'Budget 2019 will ensure sustainable GDP growth in the forthcoming years'

In summary, the budget has nothing in it that would move the market immediately.




Raghvendra Nath
Nirmala Sitharaman presented her maiden Budget on July 5, which largely outlined the government's plans for the next five years.
In the Budget, the government has proposed an array of social and infrastructure reform, similar to other such campaigns including Swatch Bharat, Electricity for All, Jan-Dhan and LPG gas connections.
The plans to provide piped water to every household, Rs 100 crore boost to infrastructure over the next five years and a further push to Affordable Housing will likely bridge the gap in the economy that was created by lack of private investments and will provide the much-needed impetus to GDP growth and income levels.
The government's recognition of financial issues faced by the NBFC sector has also provided a big relief. The partial credit guarantee to the banks for investing in the securitized debt of the NBFC sector will uplift the confidence in the sector. It also gives hope that the government and RBI will finally intervene to ensure that more liquidity is available to the NBFC sector.
Sitharaman also proposed to set aside Rs 70,000 crore that the government will inject as additional capital into public sector banks. This shall provide a boost to deposit growth which, in turn, will result in a higher rate of credit growth.
The proposal to increase minimum public shareholding from 25 percent to 35 percent can turn out to be tricky as there are a lot of MNCs and promotor-led companies in the capital market.  If implemented, the market may have difficulty in absorbing the additional floating stock in these companies.
Nonetheless, fundamentally, it is a very good stop in the long run as it would not only improve the market depth in each stock at a broader level but also enhance the accountability of the companies towards the public.

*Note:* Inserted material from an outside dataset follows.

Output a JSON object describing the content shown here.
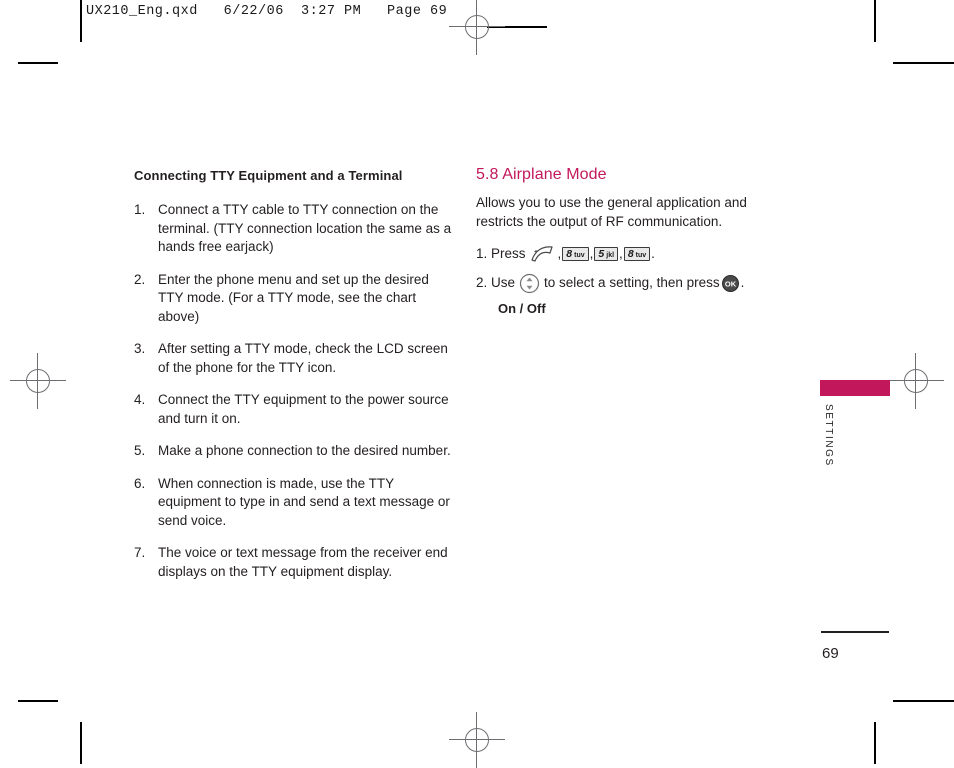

The government is taking more and more initiatives to ease compliance and broaden tax ambit. A major one this Budget is the replacement of physical scrutiny by a faceless electronic. This is a welcome step as it would eliminate the harassment caused by income tax officers wielding unjust powers.
The biggest setback in the Budget was perhaps the increase in surcharge, which will effectively increase the income tax rates to 39 percent and 42.7 percent for individuals with incomes of more than Rs 2 crore per annum. We feel it is regressive and is in sharp contrast to the lower corporate tax rates being levied to 99.3 percent of the companies and hence could have been avoided.
To conclude, the Budget has nothing in it that would move the market immediately but the long term vision for the country should ensure sustainable high rates of GDP growth in the forthcoming years.